The Flood was born among friends. Funny, loving, inspiring friends.
The earliest boosters of the band-to-be were the members — and the wonderful wide circle of fans — of The Kentucky Foothill Ramblers, banjoist H. David Holbrook’s extraordinary old-time string band of the early 1970s.
Picking at parties — at the Bowens’ house in Huntington’s South Side, at the Peytons’ place out on Mount Union Road, at the Holbrooks’ Spring Valley home — we learned an untold number of great old tunes. Songs ranged from the old gold of Uncle Dave Macon, Charlie Poole and The Carter Family to classic musical re-imaginings by The New Lost City Ramblers and The Greenbriar Boys, by The Dillards and The Holy Modal Rounders.
Just months after Charlie and Dave started regularly jamming together at that 1973 New Year’s Eve party, Rambler regulars started coming around to help the new duo get its groove.
Jack Nuckols
By Spring 1974, for instance, old friend Jack Nuckols occasionally lent us a little fiddle magic. Charlie had known Jack since 1963, when they met in high school, where Nuckols became a star of the school band’s percussion section, following his father’s love of drums. Later, Jack took up guitar and play in a local Chad Mitchell Trio cover band called The Wayfarers; soon after that, he was drawn to more traditional folk music.
By the time he and Charlie got to the University of Kentucky, Jack was playing the mountain dulcimer and fiddle at The Catacombs coffeehouse and would be part of the earliest incarnations of The Kentucky Foothill Ramblers with Dave Holbrook, Jim Strother and Ronnie Sanders.
Here, from spring 1974, Jack is sitting in on fiddle with Peyton and Bowen on a few old-time tunes:
Bill Hoke
A few months later, another Rambler, the incomparable Bill Hoke — who eventually was to join up as an official Floodster — dropped in to do some dobro with us. As noted in an earlier report here, Bill always was intrigued by new musical experiences.
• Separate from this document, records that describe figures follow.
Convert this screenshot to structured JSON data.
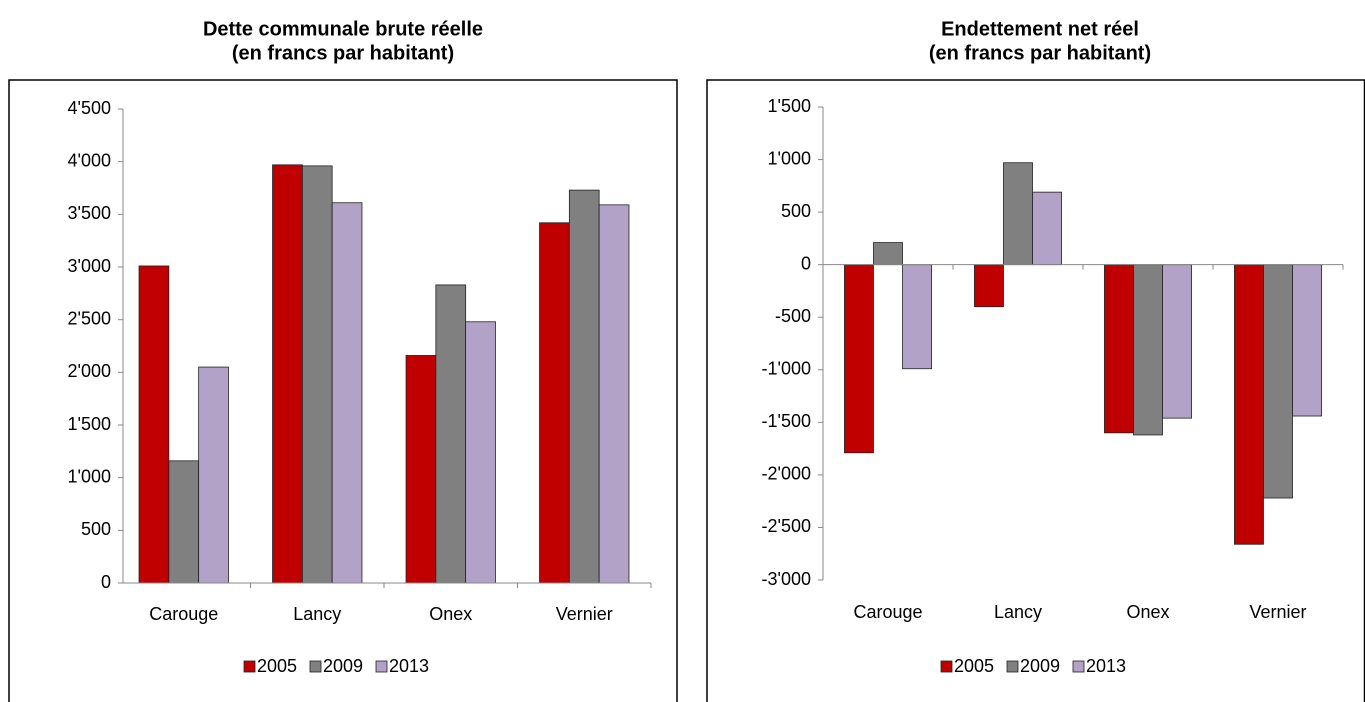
{
  "chart_data": [
    {
      "type": "bar",
      "title": "Dette communale brute réelle",
      "subtitle": "(en francs par habitant)",
      "categories": [
        "Carouge",
        "Lancy",
        "Onex",
        "Vernier"
      ],
      "series": [
        {
          "name": "2005",
          "color": "#c00000",
          "values": [
            3010,
            3970,
            2160,
            3420
          ]
        },
        {
          "name": "2009",
          "color": "#808080",
          "values": [
            1160,
            3960,
            2830,
            3730
          ]
        },
        {
          "name": "2013",
          "color": "#b3a2c7",
          "values": [
            2050,
            3610,
            2480,
            3590
          ]
        }
      ],
      "ylim": [
        0,
        4500
      ],
      "yticks": [
        0,
        500,
        {
          "value": 1000,
          "label": "1'000"
        },
        {
          "value": 1500,
          "label": "1'500"
        },
        {
          "value": 2000,
          "label": "2'000"
        },
        {
          "value": 2500,
          "label": "2'500"
        },
        {
          "value": 3000,
          "label": "3'000"
        },
        {
          "value": 3500,
          "label": "3'500"
        },
        {
          "value": 4000,
          "label": "4'000"
        },
        {
          "value": 4500,
          "label": "4'500"
        }
      ],
      "grid": false,
      "legend": "bottom"
    },
    {
      "type": "bar",
      "title": "Endettement net réel",
      "subtitle": "(en francs par habitant)",
      "categories": [
        "Carouge",
        "Lancy",
        "Onex",
        "Vernier"
      ],
      "series": [
        {
          "name": "2005",
          "color": "#c00000",
          "values": [
            -1790,
            -400,
            -1600,
            -2660
          ]
        },
        {
          "name": "2009",
          "color": "#808080",
          "values": [
            210,
            970,
            -1620,
            -2220
          ]
        },
        {
          "name": "2013",
          "color": "#b3a2c7",
          "values": [
            -990,
            690,
            -1460,
            -1440
          ]
        }
      ],
      "ylim": [
        -3000,
        1500
      ],
      "yticks": [
        {
          "value": -3000,
          "label": "-3'000"
        },
        {
          "value": -2500,
          "label": "-2'500"
        },
        {
          "value": -2000,
          "label": "-2'000"
        },
        {
          "value": -1500,
          "label": "-1'500"
        },
        {
          "value": -1000,
          "label": "-1'000"
        },
        -500,
        0,
        500,
        {
          "value": 1000,
          "label": "1'000"
        },
        {
          "value": 1500,
          "label": "1'500"
        }
      ],
      "grid": false,
      "legend": "bottom"
    }
  ]
}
Now, The Flood has never had a dobro in the band, but we came darn close in the autumn of 1974 because of Bill. The story goes that Charlie — in rare moment of disposal income in the Bowen household — bought a beautiful steel-bodied resonator guitar. He probably had visions of a future in blues, but quickly figured out this new instrument was much more guitar than he could handle.
Enter Bill Hoke. He borrowed the box and added a extension nut to raise the strings so it could get in touch with its dobro nature.
The dobro was only a short-time diversion with The Flood, but Bill would be back a bit later to play upright bass for a few of the goldest years of early Floodishness.
Your Time Machine Awaits…
Want a sample of all this? Click the button below to tool on back to November 1974 for a tune (Bryan Bowers’ “Berkeley Woman” from the 1970s) played by Charlie and David at a Bowen Bash, with Jack on dulcimer and Bill subtly in the background on dobro:
Taking It Public
Thoughout that fall and into the winter of ‘75, the Peytons and the Bowens regularly partied with The Ramblers, sometimes even taking the parties public.
Forty-eight years ago this week, for instance, on a wintry Sunday night, the bunch headed over to Marshall University’s coffeehouse at the Campus Christian Center for an evening of old hymns, psalms and rollicking spirituals.
A highlight of evening was Dave Peyton’s rendering of “Call Him Up (Jesus on the Mainline.”). It was a song he first heard a few years earlier at a snake handlers’ church that he found in rural Kanawha County, WV, while working on a story as a reporter for Huntington’s Herald-Advertiser.
The song, which became beloved among our circle of singers, was to conclude many a picking session in the next decade. Click this button to hear the tune as the group performed it on Feb. 23, 1975, at Marshall:
Davy Peyton’s Debut
Historical sidetone: In this particular recording from the coffeehouse, listen closely and you’ll hear a 4-year-old Dave Peyton Jr. singing along.
(Yep, like Socrates, we’ve always been answerable to charges of corrupting the youth….)
Want More? The Bowen Bashes
From the very start, the Bowen Bashes, multi-day music parties at which The Flood was born, featured the Kentucky Foothill Ramblers, as demonstrated by the introductory episode of our legacy film series:
And if one episode isn’t enough, the entire eight-part series is on YouTube and can been reached from this page on The Flood’s website.
Hey there,
Was that first song that Jack Nuckols played on, “Waiting for Nancy?” It really sounds like one that was going around Clifftop in 2008 or so. I haven’t heard it since, but it stuck with me, as we played it at every campfire that year. “Waiting for Nancy” was the it song that year.
I love all these songs. Keep Flooding!!! 👍🏼❤️🎶
Love the fiddle tunes from Jack, Charles. And the jam with Jack and Bill. My kind of music!